Certamente por isso o Fluxopoema tematiza o tempo circular em fluxo, em pleno fluir de volta para si mesmo, diverso do tempo linear da Queda-e-Redenção, a espera de um Messias que nos salve de nós mesmos, mas percebemos que

a História se repete

A História é um pesadelo do qual eu tento despertar” disse o Stephen Dedalus, o James Joyce enquanto jovem em “Ulisses”, a lembrar a sucessão de erros e massacres e batalhas vencidas (para uns) e perdidas (para outros), onde o passado assombra a mente dos eus futuros (imagem também recorrente em Marx)

Todo um Mundo de emaranhados e tessituras que assombra o Eu-pensante nas sinestesias dolorosas do existir-tal-uma-coisa-jogada-no-mundo (vide o “Ser-aí”, “Dasein” de Heidegger ou o “être dans le monde” de Sartre), ao atravessar uma 'florestas de símbolos' (“forêts de symboles”) a trombar com 'confusas palavras' (“confuses paroles”) no célebre soneto “Correspondências” de Charles Baudelaire.

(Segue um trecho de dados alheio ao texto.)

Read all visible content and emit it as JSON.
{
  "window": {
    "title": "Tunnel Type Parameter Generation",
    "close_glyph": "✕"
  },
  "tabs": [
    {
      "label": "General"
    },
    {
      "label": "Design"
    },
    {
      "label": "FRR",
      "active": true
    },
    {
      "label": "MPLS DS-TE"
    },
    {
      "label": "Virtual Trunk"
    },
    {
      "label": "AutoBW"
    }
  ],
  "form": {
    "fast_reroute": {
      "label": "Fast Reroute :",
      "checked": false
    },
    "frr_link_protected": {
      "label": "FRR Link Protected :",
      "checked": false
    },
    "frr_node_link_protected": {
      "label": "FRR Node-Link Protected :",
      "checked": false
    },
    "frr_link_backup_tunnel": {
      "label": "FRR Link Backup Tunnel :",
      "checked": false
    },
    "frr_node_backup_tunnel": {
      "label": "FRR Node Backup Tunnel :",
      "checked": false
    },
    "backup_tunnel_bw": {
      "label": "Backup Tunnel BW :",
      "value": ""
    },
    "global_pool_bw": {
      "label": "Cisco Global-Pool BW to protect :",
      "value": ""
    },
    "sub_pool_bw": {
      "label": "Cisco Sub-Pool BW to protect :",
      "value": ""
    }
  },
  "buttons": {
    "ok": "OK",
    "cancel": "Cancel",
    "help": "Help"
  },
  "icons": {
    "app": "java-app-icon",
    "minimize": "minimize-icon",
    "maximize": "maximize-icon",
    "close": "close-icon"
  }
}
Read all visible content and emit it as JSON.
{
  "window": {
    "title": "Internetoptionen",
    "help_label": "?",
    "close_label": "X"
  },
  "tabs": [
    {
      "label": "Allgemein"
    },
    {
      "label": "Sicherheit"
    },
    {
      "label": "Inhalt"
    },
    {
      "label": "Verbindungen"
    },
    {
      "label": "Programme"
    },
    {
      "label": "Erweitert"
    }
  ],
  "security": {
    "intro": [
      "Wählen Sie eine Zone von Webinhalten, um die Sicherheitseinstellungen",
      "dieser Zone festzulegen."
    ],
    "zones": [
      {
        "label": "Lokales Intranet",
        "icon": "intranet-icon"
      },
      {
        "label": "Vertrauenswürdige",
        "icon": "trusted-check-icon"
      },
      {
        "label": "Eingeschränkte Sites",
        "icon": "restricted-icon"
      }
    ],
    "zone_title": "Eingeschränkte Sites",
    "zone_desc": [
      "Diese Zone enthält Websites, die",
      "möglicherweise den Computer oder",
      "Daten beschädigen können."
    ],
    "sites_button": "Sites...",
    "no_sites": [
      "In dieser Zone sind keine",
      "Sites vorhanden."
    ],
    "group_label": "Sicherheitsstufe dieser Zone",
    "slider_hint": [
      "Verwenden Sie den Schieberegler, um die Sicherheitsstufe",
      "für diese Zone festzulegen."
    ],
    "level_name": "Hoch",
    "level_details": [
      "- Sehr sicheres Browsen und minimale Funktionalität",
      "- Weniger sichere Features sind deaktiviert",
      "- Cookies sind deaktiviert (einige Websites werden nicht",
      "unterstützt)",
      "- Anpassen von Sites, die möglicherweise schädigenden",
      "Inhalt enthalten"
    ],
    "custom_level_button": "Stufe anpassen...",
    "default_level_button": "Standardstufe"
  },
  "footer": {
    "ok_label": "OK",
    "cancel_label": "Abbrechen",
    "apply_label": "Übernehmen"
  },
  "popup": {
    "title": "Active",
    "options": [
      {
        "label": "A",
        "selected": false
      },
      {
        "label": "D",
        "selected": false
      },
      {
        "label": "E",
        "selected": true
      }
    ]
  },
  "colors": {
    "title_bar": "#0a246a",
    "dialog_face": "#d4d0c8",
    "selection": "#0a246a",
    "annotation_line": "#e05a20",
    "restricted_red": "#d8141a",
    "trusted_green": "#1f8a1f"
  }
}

Letras compõem tecido único / urdidura recheada de signos / colmeia de saberes difusos /

ou, de repente, tudo não passa de “colagens de um mundo pop” ?

Contudo, todavia, entretanto, em meio a toda a falação neurótica da vida midiática há uma seriedade do Eu lírico que se recompõe – une seus fragmentos – entretece Eu-e-Outro na poesia, cativa nossa cumplicidade,

toda poesia que emerge das folhas secas / toda dor lancinante dizendo: existo

Este é o papel da Poesia: expressão. Expressão do Eu rumo ao Outro. Um documento lírico da solidão e da finitude de um Ser existente. É essa consciência do Eu-Lírico que possibilita a recorrente metalinguagem de Fluxopoema a ponto de explicitar o mesmo como uma modalidade verborrágica de meta-Poema, de poema versejando os limites da Poesia,

todo verso apontando limites / ... essa poesia é um soneto bruto / essa poesia é um verbo atômico / essa poesia é um poema-bomba

e verdadeiramente, Fluxopoema surge como uma detonação no nosso sacrossanto senso-comum de leitores dispersos entre asfaltos e megabytes em andanças a procura de lirismo num mar de poluição visual, olfativa, sensorial, entre outdoors e luzes de néon. Neste mundo cheio de recortes e panfletos jogados sobre os olhares deslumbrados, o que mais pode surgir do que um poema “carente de compreensão”? tal uma poesia num oceano de peças de um imenso quebra-cabeças, o puzzle fundamental do 'consumismo' ou do 'multiculturalismo' ?

Em nosso mundo de 'lance de dados' (tal qual o célebre poema de Mallarmé, “Un coup de dès jamais n'abolira le hasard”) que se desmembra sem 'totalizações' – ainda que sob o 'totalitarismo de Mercado' (“porque o Mercado exige!”) - fragmentado por mil interesses legítimos ou escusos, surdo protestos dos menos favorecidos e dos excluídos, mudo de palavras além dos discursos propagandísticos, se a mensagem e o testemunho do Poeta Lecy Pereira Sousa será chuva oportuna para as flores no asfalto é um dado estatístico que somente o futuro poderá noticiar.